Coronal T2-weighted MR image shows lipoma (arrow) of arising within the gluteus minimus muscle.
Figure
13:
A 58-year-old man with advanced metastatic disease due to the spread of soft-tissue sarcoma.
(A) Coronal high-resolution T2-weighted MR image shows infiltration of the bone (ischium) (thin arrow) and the piriformis muscle (arrow). Note the descending sciatic nerve (arrowhead) adjacent to infiltrated muscle, responsible for sciatica.
(B) Coronal T1-weighted MR image with fat saturation after the administration of gadolinium-containing contrast agent depicts ample enhancement of metastatic deposits in both the muscle (arrow) and bone. Abnormal enhancement of the sciatic nerve is also seen.
As a general rule, discrete mass lesions that disrupt normal muscle architecture indicate an aggressive or recurrent tumor with an ominous prognosis. MR imaging may afford a detailed analysis of the consistency of a mass lesion that reflects the histology of a given pathologic process. In this regard, MR imaging may definitely enable a thorough pre-biopsy investigation of the nature of a mass or mass-like lesion providing meaningful clues to diagnosis.

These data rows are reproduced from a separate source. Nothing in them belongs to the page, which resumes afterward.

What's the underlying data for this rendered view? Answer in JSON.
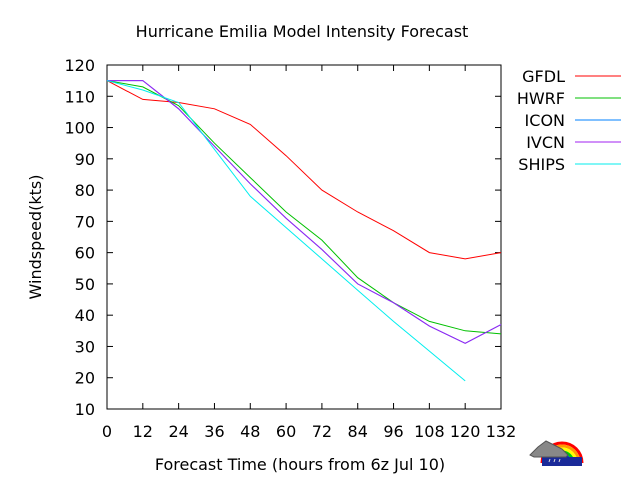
{
  "chart_data": {
    "type": "line",
    "title": "Hurricane Emilia Model Intensity Forecast",
    "xlabel": "Forecast Time  (hours from 6z Jul 10)",
    "ylabel": "Windspeed(kts)",
    "xlim": [
      0,
      132
    ],
    "ylim": [
      10,
      120
    ],
    "xticks": [
      0,
      12,
      24,
      36,
      48,
      60,
      72,
      84,
      96,
      108,
      120,
      132
    ],
    "yticks": [
      10,
      20,
      30,
      40,
      50,
      60,
      70,
      80,
      90,
      100,
      110,
      120
    ],
    "grid": false,
    "legend_position": "right",
    "x": [
      0,
      12,
      24,
      36,
      48,
      60,
      72,
      84,
      96,
      108,
      120,
      132
    ],
    "series": [
      {
        "name": "GFDL",
        "color": "#ff0000",
        "values": [
          115,
          109,
          108,
          106,
          101,
          91,
          80,
          73,
          67,
          60,
          58,
          60
        ]
      },
      {
        "name": "HWRF",
        "color": "#00c000",
        "values": [
          115,
          113,
          107,
          95,
          84,
          73,
          64,
          52,
          44,
          38,
          35,
          34
        ]
      },
      {
        "name": "ICON",
        "color": "#0080ff",
        "values": [
          115,
          115,
          106,
          94,
          82,
          71,
          61,
          50,
          44,
          36.5,
          31,
          37
        ]
      },
      {
        "name": "IVCN",
        "color": "#a020f0",
        "values": [
          115,
          115,
          106,
          94,
          82,
          71,
          61,
          50,
          44,
          36.5,
          31,
          37
        ]
      },
      {
        "name": "SHIPS",
        "color": "#00eeee",
        "values": [
          115,
          112,
          108,
          93,
          78,
          68,
          58,
          48,
          38,
          28.5,
          19,
          null
        ]
      }
    ]
  },
  "logo": {
    "name": "weather-logo-icon"
  }
}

Imaging differential diagnosis
Within the broad spectrum of myopathies, knowledge of the characteristic MR imaging patterns of muscle disease is a requisite for maximizing diagnostic accuracy [27]. Although these patterns may be diagnostic in the appropriate clinical context, additional MR imaging alterations in muscle may include abnormal low signal intensity on T2-weighted images, representing calcification, fibrosis, hemosiderin deposition, gas, and foreign bodies. The presence of methemoglobin in muscle, proteinaceous material, melanin, or gadolinium-based contrast material may account for high T1 signal intensity in muscle [28].
Because the potential causes for abnormal signal intensity in muscle are diverse, recognition of the three basic patterns may help narrow the differential diagnosis or suggest a specific diagnosis. The “muscle edema pattern” is the most common pattern of altered muscle signal intensity and may be observed with trauma, rhabdomyolysis, vascular insults, subacute denervation, and infectious/inflammatory myopathies. The “fatty infiltration pattern” is often associated with atrophy and can be seen in cases of hereditary myopathy, chronic muscle injury, disuse, and corticosteroid use. The “mass lesion pattern” is commonly seen with neoplasms, infection, traumatic injuries (myositis ossificans), and muscular sarcoidosis. Assignment of a muscle disorder to one of the three major MR imaging-based patterns may simplify the diagnostic approach for myopathy. However, it should be emphasized that in some instances, the MR imaging findings of muscle disease may reflect the underlying gross pathologic changes rather than provide features for specific imaging diagnosis, and, as such, a wide range of clinical differential diagnoses may eventually need to be entertained.